Mifflin Wistar Gibbs, politicien, juge, diplomate, banquier, entrepreneur (né le 17 avril 1823 à Philadelphie, en Pennsylvania; décédé le 11 juillet 1915, à Little Rock, en Arkansas). Mifflin Gibbs est une figure connue de l’histoire américaine et canadienne. Sur une période d’un peu plus de dix ans en Colombie-Britannique coloniale, il prospère en affaires, donne une voix à la communauté noire, agit en tant qu’élu et contribue à l’entrée de la province dans la Confédération. Mifflin Gibbs est le premier Noir élu à une charge publique dans ce qui est maintenant la Colombie-Britannique.
Mifflin Gibbs

Formation et début de carrière

Né à Philadelphie, en Pennsylvanie, le 17 avril 1823, Mifflin Gibbs, homme libre, grandit dans une famille pauvre.
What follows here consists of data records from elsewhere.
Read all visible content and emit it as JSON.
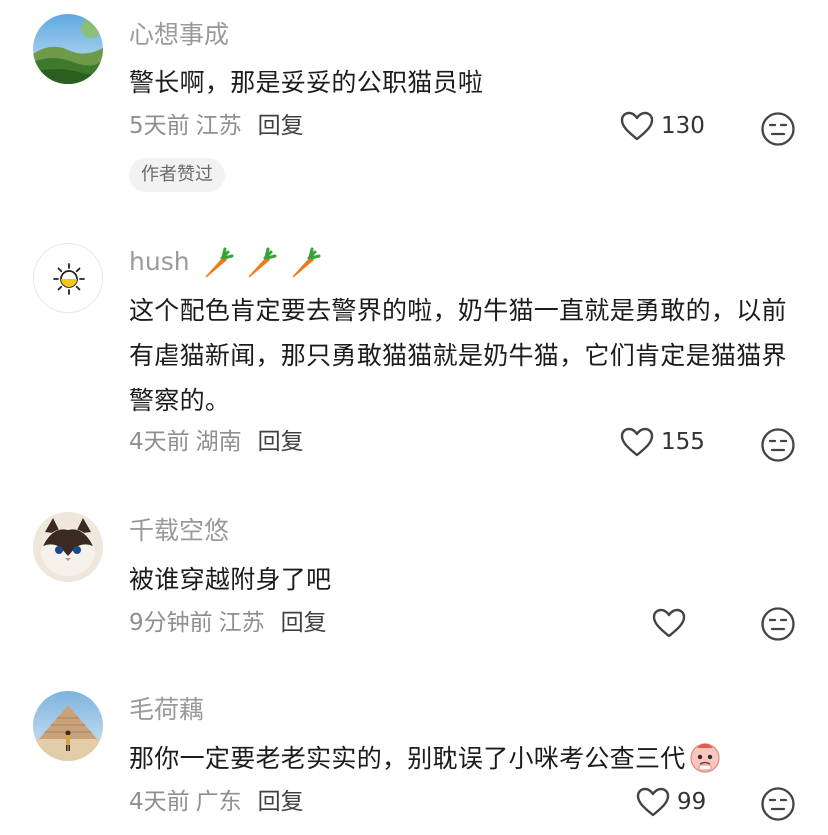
{
  "comments": [
    {
      "username": "心想事成",
      "content": "警长啊，那是妥妥的公职猫员啦",
      "time": "5天前",
      "location": "江苏",
      "reply_label": "回复",
      "likes": "130",
      "badge": "作者赞过",
      "avatar_icon": "landscape-avatar"
    },
    {
      "username": "hush",
      "username_emojis": [
        "carrot-icon",
        "carrot-icon",
        "carrot-icon"
      ],
      "content": "这个配色肯定要去警界的啦，奶牛猫一直就是勇敢的，以前有虐猫新闻，那只勇敢猫猫就是奶牛猫，它们肯定是猫猫界警察的。",
      "time": "4天前",
      "location": "湖南",
      "reply_label": "回复",
      "likes": "155",
      "avatar_icon": "sun-avatar"
    },
    {
      "username": "千载空悠",
      "content": "被谁穿越附身了吧",
      "time": "9分钟前",
      "location": "江苏",
      "reply_label": "回复",
      "likes": "",
      "avatar_icon": "cat-avatar"
    },
    {
      "username": "毛荷藕",
      "content": "那你一定要老老实实的，别耽误了小咪考公查三代",
      "content_emoji": "pleading-emoji",
      "time": "4天前",
      "location": "广东",
      "reply_label": "回复",
      "likes": "99",
      "avatar_icon": "pyramid-avatar"
    }
  ],
  "colors": {
    "username": "#9a9a9a",
    "meta": "#8f8f8f",
    "badge_bg": "#f2f2f2"
  }
}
À huit ans, il travaille cependant déjà pour aider à subvenir aux besoins de sa mère, veuve, et de ses frères cadets. Il reçoit peu d’éducation. En revanche, il dévore les livres et apprend le métier de charpentier. Jeune homme, il s’éduque auprès des sociétés littéraires noires dont il est membre.
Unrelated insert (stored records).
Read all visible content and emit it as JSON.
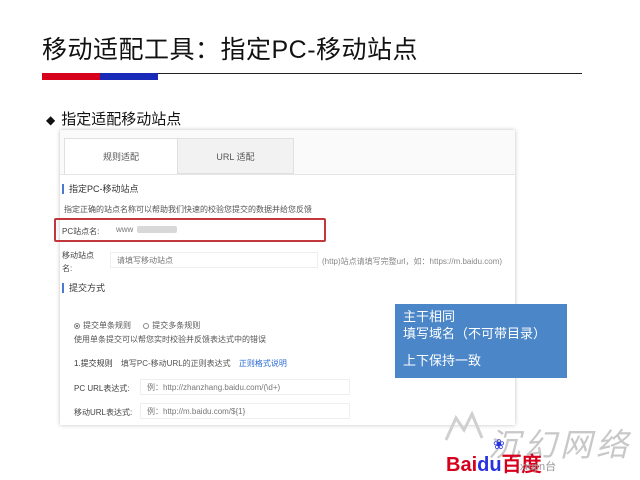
{
  "slide": {
    "title": "移动适配工具：指定PC-移动站点",
    "section_heading": "指定适配移动站点"
  },
  "tabs": [
    {
      "label": "规则适配"
    },
    {
      "label": "URL 适配"
    }
  ],
  "form": {
    "section1_title": "指定PC-移动站点",
    "section1_desc": "指定正确的站点名称可以帮助我们快速的校验您提交的数据并给您反馈",
    "pc_label": "PC站点名:",
    "pc_value": "www",
    "mobile_label_line1": "移动站点",
    "mobile_label_line2": "名:",
    "mobile_placeholder": "请填写移动站点",
    "mobile_hint": "(http)站点请填写完整url，如：https://m.baidu.com)",
    "section2_title": "提交方式",
    "radio_single": "提交单条规则",
    "radio_multi": "提交多条规则",
    "submit_desc": "使用单条提交可以帮您实时校验并反馈表达式中的错误",
    "step_label": "1.提交规则",
    "step_desc": "填写PC-移动URL的正则表达式",
    "step_link": "正则格式说明",
    "pc_regex_label": "PC URL表达式:",
    "pc_regex_placeholder": "例：http://zhanzhang.baidu.com/(\\d+)",
    "mobile_regex_label": "移动URL表达式:",
    "mobile_regex_placeholder": "例：http://m.baidu.com/${1}"
  },
  "callout": {
    "line1": "主干相同",
    "line2": "填写域名（不可带目录）",
    "line3": "上下保持一致"
  },
  "watermark": {
    "chinese": "沉幻网络",
    "brand_bai": "Bai",
    "brand_du": "du",
    "brand_cn": "百度",
    "url": "xiujin台"
  },
  "colors": {
    "accent_red": "#d6001c",
    "accent_blue": "#1a2ab8",
    "callout_bg": "#4a86c8",
    "highlight_border": "#c0383d"
  }
}
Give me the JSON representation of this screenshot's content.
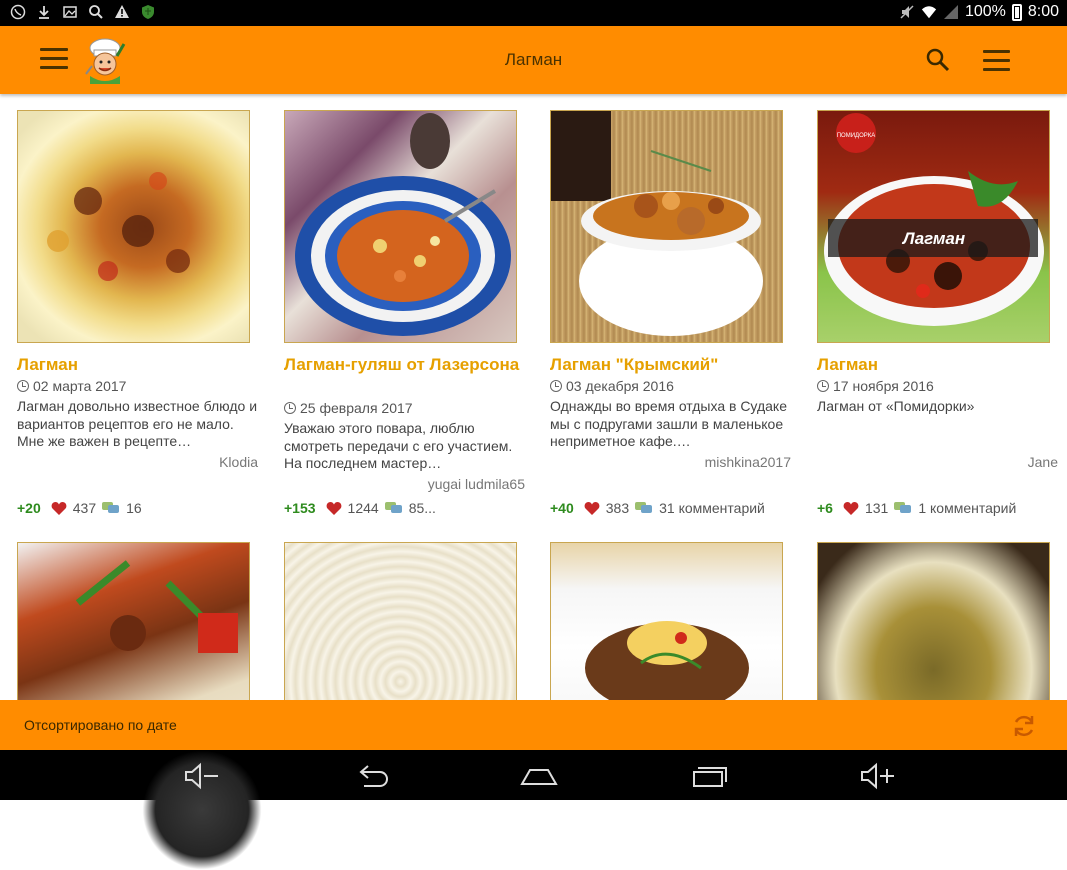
{
  "status_bar": {
    "battery": "100%",
    "time": "8:00",
    "icons": [
      "viber-icon",
      "download-icon",
      "image-icon",
      "search-icon",
      "warning-icon",
      "shield-icon",
      "mute-icon",
      "wifi-icon",
      "signal-icon",
      "battery-icon"
    ]
  },
  "app_bar": {
    "title": "Лагман",
    "icons": [
      "menu-icon",
      "chef-logo",
      "search-icon",
      "overflow-menu-icon"
    ]
  },
  "cards": [
    {
      "title": "Лагман",
      "date": "02 марта 2017",
      "description": "Лагман довольно известное блюдо и вариантов рецептов его не мало. Мне же важен в рецепте…",
      "author": "Klodia",
      "rating": "+20",
      "likes": "437",
      "comments": "16"
    },
    {
      "title": "Лагман-гуляш от Лазерсона",
      "date": "25 февраля 2017",
      "description": "Уважаю этого повара, люблю смотреть передачи с его участием. На последнем мастер…",
      "author": "yugai ludmila65",
      "rating": "+153",
      "likes": "1244",
      "comments": "85..."
    },
    {
      "title": "Лагман \"Крымский\"",
      "date": "03 декабря 2016",
      "description": "Однажды во время отдыха в Судаке мы с подругами зашли в маленькое неприметное кафе.…",
      "author": "mishkina2017",
      "rating": "+40",
      "likes": "383",
      "comments": "31 комментарий"
    },
    {
      "title": "Лагман",
      "date": "17 ноября 2016",
      "description": "Лагман от «Помидорки»",
      "author": "Jane",
      "rating": "+6",
      "likes": "131",
      "comments": "1 комментарий",
      "photo_overlay": "Лагман",
      "photo_badge": "ПОМИДОРКА"
    }
  ],
  "bottom_bar": {
    "sort_label": "Отсортировано по дате",
    "refresh_icon": "refresh-icon"
  },
  "nav_bar": {
    "icons": [
      "volume-down-icon",
      "back-icon",
      "home-icon",
      "recent-apps-icon",
      "volume-up-icon"
    ]
  },
  "colors": {
    "accent": "#ff8c00",
    "title": "#e6a000",
    "rating": "#2e8b1e",
    "heart": "#c62828"
  }
}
Mifflin Gibbs s’implique dans le mouvement antiesclavagiste des années 1840, travaille pour le Chemin de fer clandestin et accompagne Frederick Douglass dans le cadre d’une tournée de conférences sur l’abolition de l’esclavage.
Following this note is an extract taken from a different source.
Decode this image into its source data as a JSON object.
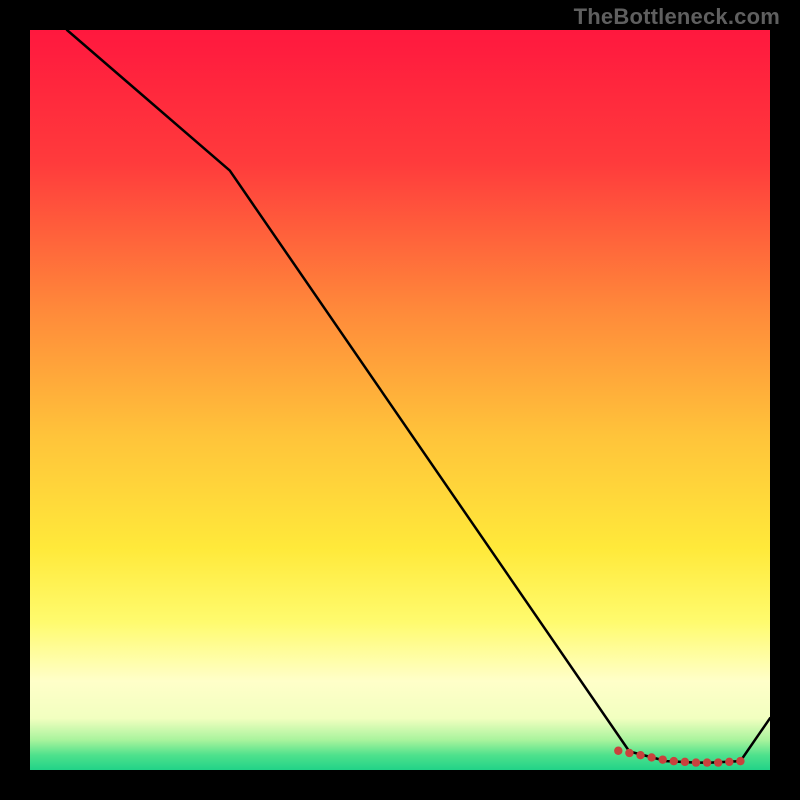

Trouvant peu de débouchés à Philadelphie, Mifflin Gibbs se rend à San Francisco en 1850. Là-bas, il travaille comme menuisier avant de devenir marchand de bottes. La Californie, État pourtant libre, se montre hostile envers les Noirs et tolérante à l’égard des Américains du sud qui s’y installent avec leurs esclaves. En 1858, la collectivité noire de San Francisco décide de se relocaliser.

Carrière au Canada

Mifflin Gibbs, sur l’invitation du gouverneur James Douglas, se joint à plusieurs centaines de Noirs ayant quitté la Californie pour venir s’installer dans la colonie de l’île de Vancouver. La ruée vers l’or du fleuve Fraser bat son plein, et le gouverneur Douglas est à la recherche de colons non américains pour compenser la migration américaine attendue. (Selon la décision Dred Scott rendue en 1857 par la Cour suprême des États-Unis, les Afro-Américains ne sont pas reconnus comme citoyens américains.)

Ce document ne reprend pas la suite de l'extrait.